Acı, kan, ter ve göz yaşları… Erken saatte kalkmalar ve şehirden şehire seyahatler… Değdi mi? Hayatını kazanmak için on ay boyunca ailenden uzak kalma… Sayısız hızlı koşular ve bilek burkulmaları… Sırt ağrıları, kaburga kemiğine gelen dirsekler, uyluğa gelen diz darbeleri… Hepsine değdi mi? Sezon içindeki galibiyetler ve en önemlisi de mağlubiyetler… İç çatışma, tartışmalar ve sessizlik… Sosyal hayat ve ilişkiler yok… Gizlilik yok… Yakın dostlarıma, yeğenlerime ve diğer sevdiklerime duyduğum özlem… Doğum gününde anı paylaşabilmek için yapılan binlerce dolar harcama… Sınavdan geçen inanç…

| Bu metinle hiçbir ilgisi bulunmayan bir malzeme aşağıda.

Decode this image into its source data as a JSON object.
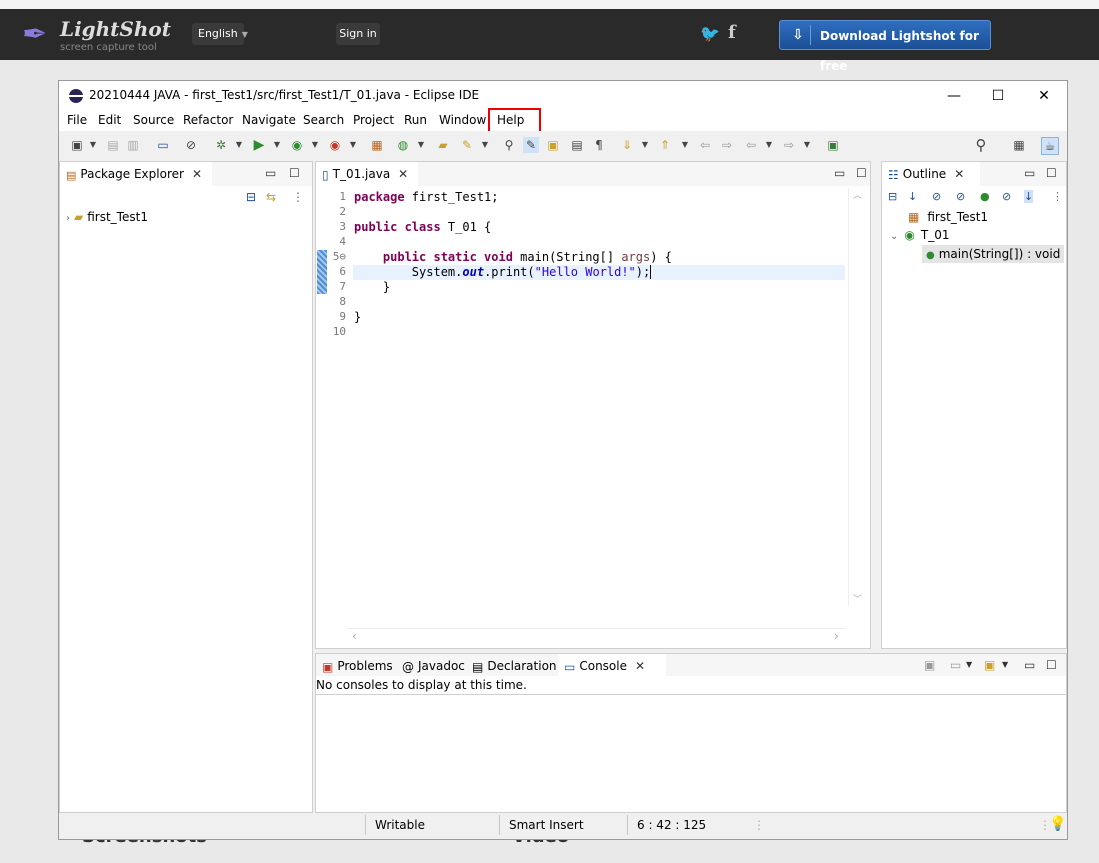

Şampiyonluk maçı, kutlamalar ve tüm medya buluşmalarından sonra otel odama girdim ve biraz sakinleştim. Elime su aldım, yatağıma oturdum ve ağlamaya başladım çünkü YAPILAN HER ŞEY BU ANA DEĞERDİ!!!!
Kutlamalara ara vermeyin ve herkesin hangi takımı desteklediğinizi bilmesini sağlayın. Kim Türkiye’de ve Avrupa’da basketbolun bu seviyeye geleceğini düşünebilirdi?!?! EuroLeague ve Türk Hava Yolları sözlerini tutup, harika bir hafta sonunda birçok etkinliği ve hatıralarda kalacak maçları bir araya getirmeyi başardı.
Arenada maçı izleyen binlerce taraftara ve muhtemelen arenada ya da televizyonları karşısında dünyanın her yerinde maçı izleyen milyonlarca seyircimize… TEŞEKKÜRLER!!!!! ADAMSIN!!
Hafta sonunda yapılan tezahüratları hala duyabiliyor gibiyim.. Daha önce bu kadar yoğun desteği tecrübe etmemiştim. Her maça bu coşkunuzu getirdiğiniz için teşekkür ederim. Size olan sevgim ölçülemez.